En su juventud, Piero quería convertirse en piloto de carreras como su legendario padre, sin embargo, fue el mismo Enzo quien le prohibió dedicarse a tan peligrosa profesión, al grado que instruyó a sus empleados que no le permitieran sentarse en los monoplazas, para que no cayera en la tentación de convertirse en corredor de autos.

En 1970, Piero Lardi Ferrari empezó a trabajar en la fábrica de Ferrari donde se desempeñó supervisando la producción de los modelos de carreras y más adelante, participando en la organización de las mismas.

A partir de 1988 y tras la muerte de Enzo Ferrari, Piero se convirtió en vicepresidente y dueño del 10% de Ferrari, además de ser el presidente de la marca aeronáutica Piaggio Aero Industries y a diferencia de otros dueños de empresas de alto perfil, Piero Ferrari se mantiene alejado de los reflectores, aunque es un activo participante en el negocio familiar.

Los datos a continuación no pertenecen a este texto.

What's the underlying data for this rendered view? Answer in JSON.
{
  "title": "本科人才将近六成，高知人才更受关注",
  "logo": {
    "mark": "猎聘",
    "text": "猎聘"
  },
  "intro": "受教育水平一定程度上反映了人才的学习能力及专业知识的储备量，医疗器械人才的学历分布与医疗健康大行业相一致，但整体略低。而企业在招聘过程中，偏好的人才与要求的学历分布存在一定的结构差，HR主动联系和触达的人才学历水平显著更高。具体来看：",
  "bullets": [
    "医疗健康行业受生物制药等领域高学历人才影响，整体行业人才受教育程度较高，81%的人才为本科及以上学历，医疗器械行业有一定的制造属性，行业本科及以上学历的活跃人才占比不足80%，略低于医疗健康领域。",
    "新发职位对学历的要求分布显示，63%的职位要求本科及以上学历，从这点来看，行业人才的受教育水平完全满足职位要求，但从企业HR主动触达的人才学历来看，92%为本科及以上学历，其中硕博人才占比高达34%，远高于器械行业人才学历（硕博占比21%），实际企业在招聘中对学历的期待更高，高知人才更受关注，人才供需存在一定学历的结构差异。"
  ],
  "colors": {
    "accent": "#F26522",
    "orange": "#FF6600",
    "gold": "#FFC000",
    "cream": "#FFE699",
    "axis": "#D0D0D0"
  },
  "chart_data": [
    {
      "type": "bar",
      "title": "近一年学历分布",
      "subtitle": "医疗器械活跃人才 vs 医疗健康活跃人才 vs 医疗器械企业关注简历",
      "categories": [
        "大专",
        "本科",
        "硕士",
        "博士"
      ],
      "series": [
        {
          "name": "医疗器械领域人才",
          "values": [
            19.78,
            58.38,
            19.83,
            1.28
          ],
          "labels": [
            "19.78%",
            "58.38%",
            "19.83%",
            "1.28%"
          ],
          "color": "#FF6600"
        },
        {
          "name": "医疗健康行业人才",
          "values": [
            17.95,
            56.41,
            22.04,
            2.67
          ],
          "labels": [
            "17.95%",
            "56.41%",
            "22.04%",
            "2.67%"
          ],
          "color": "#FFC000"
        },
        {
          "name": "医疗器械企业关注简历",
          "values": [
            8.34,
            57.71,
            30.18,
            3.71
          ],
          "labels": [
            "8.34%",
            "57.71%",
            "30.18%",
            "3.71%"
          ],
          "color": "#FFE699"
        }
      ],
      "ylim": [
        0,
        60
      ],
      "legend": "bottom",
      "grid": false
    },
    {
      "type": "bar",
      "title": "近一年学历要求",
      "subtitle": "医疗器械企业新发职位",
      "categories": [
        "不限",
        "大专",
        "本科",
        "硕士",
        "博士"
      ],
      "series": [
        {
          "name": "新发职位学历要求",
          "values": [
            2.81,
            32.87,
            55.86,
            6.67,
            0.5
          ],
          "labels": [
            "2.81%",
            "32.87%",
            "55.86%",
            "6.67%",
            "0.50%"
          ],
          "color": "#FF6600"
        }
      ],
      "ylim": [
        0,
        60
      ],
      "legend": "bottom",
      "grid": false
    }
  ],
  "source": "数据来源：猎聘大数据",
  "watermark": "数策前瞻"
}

Entusiasta de las carreras, Piero Ferrari no deja de visitar los pits de la escudería cuando están en competencia y actualmente cumple una función más institucional como el rostro de Ferrari.

A sus setenta años y gracias a la gran fortuna que recibirá gracias a la salida a la bolsa de Ferrari, estamos seguros de que Piero podrá dedicarle tiempo a su otra pasión: los yates de lujo.